Only the `en_core_web_lg` model has word vectors, so we need to load that. Fortunately, we can disable basically all the components to make it faster.  _Note:_ I've often found that, for reasons I don't entirely understand yet, using `n_process` with `nlp.pipe()` for vectorization seems to slow things down a lot.  So, we'll go single-threaded here.

In [2]:
import numpy as np
import spacy
from tqdm.notebook import tqdm

nlp = spacy.load("en_core_web_lg")
train_x = np.array([
    # make_doc() will apply vectors, so we'll use it for speed
    nlp.make_doc(i).vector
    for i in tqdm(train["reviewText"])
])
test_x = np.array([
    nlp.make_doc(i).vector
    for i in tqdm(test["reviewText"])
])

  0%|          | 0/18000 [00:00<?, ?it/s]

  0%|          | 0/42000 [00:00<?, ?it/s]

In [5]:
from sklearn.preprocessing import StandardScaler
from sklearn.pipeline import Pipeline
from sklearn.svm import LinearSVC
from sklearn import metrics

clf = Pipeline([
    ("scaler", StandardScaler()),
    ("classifier", LinearSVC(random_state=0, max_iter=2_000)),
])
%time clf.fit(train_x, train["overall"])
test["Predictions"] = clf.predict(test_x)
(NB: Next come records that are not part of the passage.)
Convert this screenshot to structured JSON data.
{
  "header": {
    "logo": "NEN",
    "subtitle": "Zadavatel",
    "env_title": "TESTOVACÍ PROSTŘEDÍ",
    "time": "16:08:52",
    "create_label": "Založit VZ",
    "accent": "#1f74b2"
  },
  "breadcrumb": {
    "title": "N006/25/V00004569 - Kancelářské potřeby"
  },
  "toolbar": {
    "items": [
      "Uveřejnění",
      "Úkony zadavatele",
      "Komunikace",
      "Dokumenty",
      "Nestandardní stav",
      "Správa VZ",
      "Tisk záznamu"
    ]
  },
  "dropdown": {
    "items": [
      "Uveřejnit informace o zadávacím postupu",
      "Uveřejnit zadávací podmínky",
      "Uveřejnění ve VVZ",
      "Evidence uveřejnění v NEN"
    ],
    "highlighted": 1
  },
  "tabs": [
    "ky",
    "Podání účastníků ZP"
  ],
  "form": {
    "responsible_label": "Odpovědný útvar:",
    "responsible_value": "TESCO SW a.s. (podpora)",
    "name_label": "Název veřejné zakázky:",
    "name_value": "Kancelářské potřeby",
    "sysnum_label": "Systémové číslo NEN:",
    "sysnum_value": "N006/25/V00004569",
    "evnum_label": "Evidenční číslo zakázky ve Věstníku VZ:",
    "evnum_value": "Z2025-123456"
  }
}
# Calculate a few different F1 scores.
overall_f1 = metrics.f1_score(test["overall"], test["Predictions"], average="macro")
print(f"Overall F1 score: {overall_f1}")

for product_category, results in test.groupby("productCategory"):
    f1 = metrics.f1_score(results["overall"], results["Predictions"], average="macro")
    print(f"{product_category}-specific F1 score: {f1}")



CPU times: total: 22.2 s
Wall time: 22.2 s
Overall F1 score: 0.787759197608813
Clothing and Jewelry-specific F1 score: 0.7893347345330886
Electronics-specific F1 score: 0.8023999649822723
Video Games-specific F1 score: 0.783445178481015


Even though the accuracy may seem to have gone down a bit compared to the bag of words approach, there are actually a _lot_ of benefits to this sort of dense vector representation.  Mostly, it allows much better generalizeability.  Bag-of-words has a problem in that every word is orthogonal to every other word: the difference between "cat" and "dog" is the same as the distance between "cat" and "nuclear."  In a dense representation, this is not necessarily true:

In [4]:
cat = nlp("cat")
dog = nlp("dog")
nuclear = nlp("nuclear")
print(cat.similarity(dog))
print(cat.similarity(nuclear))

0.8016854705531046
0.1296658079441922


(This results not from the denseness itself, but rather, from the way that these dense representations have been trained).  So, by using these kinds of representations, our model can better generalize to words that weren't seen during training, but which have vectors in the vector model.  This lets us provide a bit of "prior knowledge" to the models, which can be extremely useful.